Warren Rand bit savagely into a cigar and lit it.

“A most unpleasant young woman, that, Glynde,” he pronounced.

The secretary stroked his narrow chin thoughtfully.

“She knows her business,” he remarked.

The buzzer of the telephone marked “Private” on Warren Rand’s desk sounded. John Glynde conversed with an unseen interlocutor for several moments. Then he laid down the receiver and spoke softly to his Chief.

“The Prime Minister wants to know if you’ll dine at the House of Commons at eight o’clock?”

“Silly old ass!” Warren Rand scowled. “What’s the good of my doing that?”

“No good at all in your doing it,” John Glynde agreed, “but a great deal of harm in your refusing. Besides, you may just as well satisfy yourself what his attitude is likely to be.”

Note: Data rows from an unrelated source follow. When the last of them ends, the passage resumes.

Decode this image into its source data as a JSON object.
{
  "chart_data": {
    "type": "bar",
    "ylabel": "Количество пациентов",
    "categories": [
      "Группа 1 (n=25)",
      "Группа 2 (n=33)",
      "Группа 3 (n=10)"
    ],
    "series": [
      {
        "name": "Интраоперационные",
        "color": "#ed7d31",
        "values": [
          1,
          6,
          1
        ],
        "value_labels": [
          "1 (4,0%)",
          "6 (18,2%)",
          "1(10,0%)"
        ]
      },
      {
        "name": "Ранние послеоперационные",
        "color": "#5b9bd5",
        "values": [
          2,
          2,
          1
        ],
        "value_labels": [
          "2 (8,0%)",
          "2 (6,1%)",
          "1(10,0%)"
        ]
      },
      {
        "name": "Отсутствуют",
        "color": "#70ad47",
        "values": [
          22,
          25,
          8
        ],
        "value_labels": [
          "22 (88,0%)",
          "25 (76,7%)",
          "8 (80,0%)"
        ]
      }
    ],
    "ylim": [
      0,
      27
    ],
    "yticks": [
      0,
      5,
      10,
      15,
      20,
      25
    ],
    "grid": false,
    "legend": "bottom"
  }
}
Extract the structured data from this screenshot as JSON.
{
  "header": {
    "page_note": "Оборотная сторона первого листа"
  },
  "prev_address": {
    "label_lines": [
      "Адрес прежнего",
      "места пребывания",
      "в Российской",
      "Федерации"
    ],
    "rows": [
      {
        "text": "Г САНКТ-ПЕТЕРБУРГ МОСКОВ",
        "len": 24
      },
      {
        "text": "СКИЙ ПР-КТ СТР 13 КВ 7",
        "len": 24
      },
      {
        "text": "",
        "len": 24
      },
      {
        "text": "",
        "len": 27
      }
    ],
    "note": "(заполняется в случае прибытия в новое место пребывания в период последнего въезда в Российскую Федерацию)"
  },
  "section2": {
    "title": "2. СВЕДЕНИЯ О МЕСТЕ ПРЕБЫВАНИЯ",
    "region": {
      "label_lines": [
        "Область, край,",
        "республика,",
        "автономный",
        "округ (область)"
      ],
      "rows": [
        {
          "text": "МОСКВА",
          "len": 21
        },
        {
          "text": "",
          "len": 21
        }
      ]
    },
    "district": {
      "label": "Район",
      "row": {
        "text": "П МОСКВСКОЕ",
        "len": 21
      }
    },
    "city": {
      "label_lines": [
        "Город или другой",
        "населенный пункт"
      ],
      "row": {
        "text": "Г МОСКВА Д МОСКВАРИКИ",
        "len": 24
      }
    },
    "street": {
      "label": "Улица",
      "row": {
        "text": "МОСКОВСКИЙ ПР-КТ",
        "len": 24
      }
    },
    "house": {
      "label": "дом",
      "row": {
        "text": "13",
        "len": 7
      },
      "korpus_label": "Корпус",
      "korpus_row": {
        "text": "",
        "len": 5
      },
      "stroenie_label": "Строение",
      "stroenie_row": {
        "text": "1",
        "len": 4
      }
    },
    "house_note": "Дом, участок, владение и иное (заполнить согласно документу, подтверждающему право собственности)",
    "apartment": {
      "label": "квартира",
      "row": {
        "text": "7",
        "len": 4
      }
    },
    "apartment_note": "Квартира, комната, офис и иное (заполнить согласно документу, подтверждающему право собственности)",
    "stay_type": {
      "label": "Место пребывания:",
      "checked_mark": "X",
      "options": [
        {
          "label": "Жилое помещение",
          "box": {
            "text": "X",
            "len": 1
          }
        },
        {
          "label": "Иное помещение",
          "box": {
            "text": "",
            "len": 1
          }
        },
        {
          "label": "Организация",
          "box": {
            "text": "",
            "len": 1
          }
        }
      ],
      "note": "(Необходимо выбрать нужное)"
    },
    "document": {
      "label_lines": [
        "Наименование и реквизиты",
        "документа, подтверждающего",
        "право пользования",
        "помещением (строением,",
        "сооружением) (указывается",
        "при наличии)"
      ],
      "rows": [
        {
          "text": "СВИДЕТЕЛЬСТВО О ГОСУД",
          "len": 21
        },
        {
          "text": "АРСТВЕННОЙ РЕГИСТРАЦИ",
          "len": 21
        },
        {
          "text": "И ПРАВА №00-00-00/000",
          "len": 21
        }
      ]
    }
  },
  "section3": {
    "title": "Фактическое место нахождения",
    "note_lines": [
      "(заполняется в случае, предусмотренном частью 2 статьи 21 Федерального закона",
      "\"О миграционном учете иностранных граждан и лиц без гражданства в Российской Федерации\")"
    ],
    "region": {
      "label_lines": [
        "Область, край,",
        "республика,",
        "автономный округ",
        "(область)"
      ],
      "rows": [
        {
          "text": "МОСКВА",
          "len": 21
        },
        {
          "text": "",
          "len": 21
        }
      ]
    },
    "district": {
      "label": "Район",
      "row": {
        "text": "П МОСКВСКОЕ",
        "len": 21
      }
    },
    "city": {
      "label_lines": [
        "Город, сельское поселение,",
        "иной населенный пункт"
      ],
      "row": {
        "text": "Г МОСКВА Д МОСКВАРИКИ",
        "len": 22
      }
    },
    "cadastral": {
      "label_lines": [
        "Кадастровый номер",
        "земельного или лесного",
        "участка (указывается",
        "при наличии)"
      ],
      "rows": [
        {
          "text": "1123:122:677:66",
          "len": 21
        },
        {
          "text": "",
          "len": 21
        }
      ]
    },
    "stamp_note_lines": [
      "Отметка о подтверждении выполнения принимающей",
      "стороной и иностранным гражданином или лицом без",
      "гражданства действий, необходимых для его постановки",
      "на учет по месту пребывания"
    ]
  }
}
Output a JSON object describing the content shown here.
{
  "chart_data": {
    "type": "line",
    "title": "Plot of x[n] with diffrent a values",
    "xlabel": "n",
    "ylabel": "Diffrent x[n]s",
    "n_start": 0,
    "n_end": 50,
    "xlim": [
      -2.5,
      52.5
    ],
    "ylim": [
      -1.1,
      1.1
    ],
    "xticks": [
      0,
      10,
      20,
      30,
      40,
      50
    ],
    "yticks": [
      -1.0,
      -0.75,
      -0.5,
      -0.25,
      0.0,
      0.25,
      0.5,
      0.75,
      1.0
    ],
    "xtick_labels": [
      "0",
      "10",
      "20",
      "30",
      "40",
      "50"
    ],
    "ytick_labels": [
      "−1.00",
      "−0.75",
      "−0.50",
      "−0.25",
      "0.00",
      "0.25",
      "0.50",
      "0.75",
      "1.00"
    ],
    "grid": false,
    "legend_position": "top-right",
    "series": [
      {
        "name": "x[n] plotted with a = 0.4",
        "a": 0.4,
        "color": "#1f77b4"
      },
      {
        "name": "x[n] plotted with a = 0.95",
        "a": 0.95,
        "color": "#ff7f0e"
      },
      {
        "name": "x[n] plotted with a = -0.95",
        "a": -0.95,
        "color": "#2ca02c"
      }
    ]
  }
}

“Say you can’t find me, and you’ll ring up in five minutes.”

John Glynde obeyed orders. Warren Rand sat with his hands in his trousers pockets, his thick lips protruding.

“How the devil do you suppose he got to know that I was in England?” he grumbled. “My name wasn’t on the passenger list and we know the Marconigram people were square.”

“You can’t expect impossibilities,” John Glynde told him coolly. “We kept your departure from New York, and your arrival here, out of the newspapers. That was difficult enough. You mustn’t forget, though, that England has still a secret service, and you’re a marked man.”

“I’ll dine with him, hang it!” Warren Rand decided. “He’ll get nothing out of me, and he hasn’t brains enough in his head to say anything worth my hearing. Never mind! I’ll dine with him. My compliments, and I’ll be there at eight o’clock.”